The report recommends the government use £6.3bn committed for energy efficiency in the 2019 election manifesto to reduce energy waste in buildings, which are responsible for 17% of the UK’s greenhouse gas emissions.
I would venture to guess that there is a higher proportion of rural houses in this less energy efficient category as a consequence of the age and nature of much of our housing stock. This story tells us:
Nearly two thirds of UK homes fail to meet long-term energy efficiency targets, according to data analysed by the BBC.
More than 12 million homes fall below the C grade on Energy Performance Certificates (EPCs) graded from A-G.

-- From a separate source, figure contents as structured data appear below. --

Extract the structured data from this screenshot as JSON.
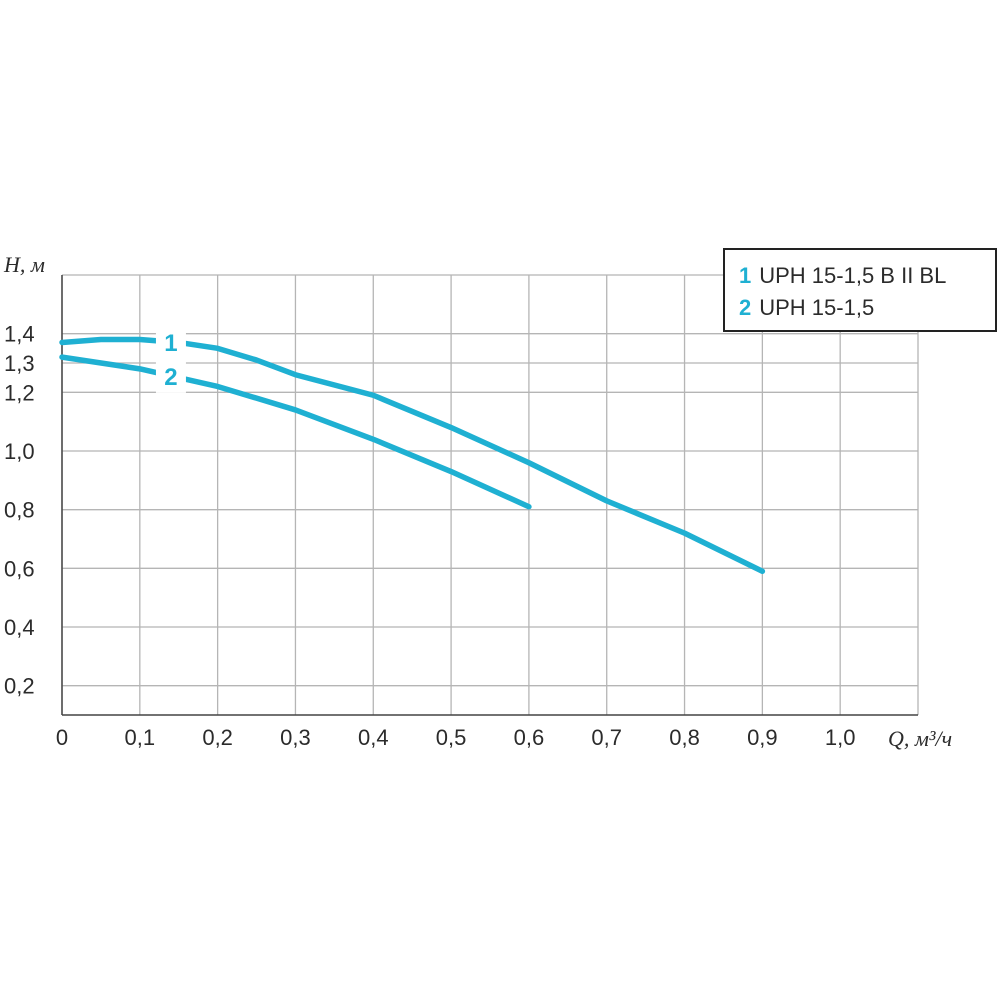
{
  "chart_data": {
    "type": "line",
    "xlabel": "Q, м³/ч",
    "ylabel": "H, м",
    "xlim": [
      0,
      1.1
    ],
    "ylim": [
      0.1,
      1.6
    ],
    "grid": true,
    "legend_position": "top-right",
    "x_ticks": [
      "0",
      "0,1",
      "0,2",
      "0,3",
      "0,4",
      "0,5",
      "0,6",
      "0,7",
      "0,8",
      "0,9",
      "1,0"
    ],
    "x_tick_values": [
      0,
      0.1,
      0.2,
      0.3,
      0.4,
      0.5,
      0.6,
      0.7,
      0.8,
      0.9,
      1.0
    ],
    "y_ticks": [
      "0,2",
      "0,4",
      "0,6",
      "0,8",
      "1,0",
      "1,2",
      "1,3",
      "1,4"
    ],
    "y_tick_values": [
      0.2,
      0.4,
      0.6,
      0.8,
      1.0,
      1.2,
      1.3,
      1.4
    ],
    "series": [
      {
        "name": "UPH 15-1,5 B II BL",
        "label": "1",
        "color": "#1fb0d2",
        "x": [
          0,
          0.05,
          0.1,
          0.15,
          0.2,
          0.25,
          0.3,
          0.4,
          0.5,
          0.6,
          0.7,
          0.8,
          0.9
        ],
        "y": [
          1.37,
          1.38,
          1.38,
          1.37,
          1.35,
          1.31,
          1.26,
          1.19,
          1.08,
          0.96,
          0.83,
          0.72,
          0.59
        ]
      },
      {
        "name": "UPH 15-1,5",
        "label": "2",
        "color": "#1fb0d2",
        "x": [
          0,
          0.1,
          0.2,
          0.3,
          0.4,
          0.5,
          0.6
        ],
        "y": [
          1.32,
          1.28,
          1.22,
          1.14,
          1.04,
          0.93,
          0.81
        ]
      }
    ]
  }
}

It means householders spend more on energy bills and pump tonnes more CO2 into the atmosphere than necessary.
The government has said it needs to go "much further and faster" to improve the energy performance of homes.
Experts say retrofit measures are needed because so many homes were built before the year 1990.

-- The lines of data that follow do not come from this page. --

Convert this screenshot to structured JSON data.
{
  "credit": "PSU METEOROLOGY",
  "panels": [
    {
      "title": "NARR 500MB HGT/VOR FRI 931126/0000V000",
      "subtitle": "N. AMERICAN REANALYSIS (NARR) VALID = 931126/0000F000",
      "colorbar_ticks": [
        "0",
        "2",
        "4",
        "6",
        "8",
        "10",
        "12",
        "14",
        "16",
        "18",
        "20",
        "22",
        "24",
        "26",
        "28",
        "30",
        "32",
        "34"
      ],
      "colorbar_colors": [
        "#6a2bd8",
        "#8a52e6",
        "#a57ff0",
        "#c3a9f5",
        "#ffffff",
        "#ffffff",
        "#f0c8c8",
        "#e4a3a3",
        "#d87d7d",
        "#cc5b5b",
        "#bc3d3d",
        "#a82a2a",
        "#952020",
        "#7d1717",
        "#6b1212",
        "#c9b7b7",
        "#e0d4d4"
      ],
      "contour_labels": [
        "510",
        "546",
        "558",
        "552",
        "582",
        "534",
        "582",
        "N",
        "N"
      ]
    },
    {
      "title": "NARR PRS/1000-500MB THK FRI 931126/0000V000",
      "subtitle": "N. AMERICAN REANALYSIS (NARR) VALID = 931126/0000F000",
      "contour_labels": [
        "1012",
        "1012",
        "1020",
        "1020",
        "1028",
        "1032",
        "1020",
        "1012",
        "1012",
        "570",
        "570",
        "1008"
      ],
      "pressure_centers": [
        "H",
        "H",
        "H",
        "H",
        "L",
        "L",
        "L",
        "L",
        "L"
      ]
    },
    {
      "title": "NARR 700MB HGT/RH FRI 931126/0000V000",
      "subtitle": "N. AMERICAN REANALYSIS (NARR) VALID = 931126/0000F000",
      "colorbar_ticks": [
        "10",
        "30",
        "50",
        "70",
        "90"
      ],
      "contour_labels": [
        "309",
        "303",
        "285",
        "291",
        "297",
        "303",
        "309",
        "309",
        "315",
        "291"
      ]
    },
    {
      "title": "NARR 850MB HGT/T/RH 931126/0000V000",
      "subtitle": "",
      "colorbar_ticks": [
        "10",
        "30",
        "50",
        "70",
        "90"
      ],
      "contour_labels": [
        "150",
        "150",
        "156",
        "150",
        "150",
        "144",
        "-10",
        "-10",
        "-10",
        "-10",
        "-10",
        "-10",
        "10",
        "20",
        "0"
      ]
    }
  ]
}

Dr Tim Forman, a research academic at the University of Cambridge's Centre for Sustainable Development, said now only a national project of a scale not seen since World War Two, would be enough to help Great Britain meet its 2050 net zero carbon target, which was signed into law in June 2019.
EPCs measure the efficiency of a house by looking at how well a property is insulated, glazed, or uses alternative measures to reduce energy use.
Never let it be said that routine old rural buildings are purely functional. This story tells us:
British-French architect Jonathan Burlow has designed a minimal extension to a house in Hythe, Kent. With its large windows, neat brick exterior and pitched roof the extension follows and abstracts surrounding houses, yet has also been inspired by 18th century rural grain store buildings found in the south of England.
Burlow, who founded his studio in 2018, echoed the properties of grain store buildings through the design. Just like the traditional grain stores that were raised upon saddle stones to protect grain from vermin and water seepage, Burlow raised the extension up onto a concrete platform, which extends into the garden to form a simple patio.
This decision expresses the extension is an independent volume – slightly separated from the main house, with a small cantilever over the immediate landscape. While the exaggerated traditional ‘house’ elements such as the pitched roof also unite it.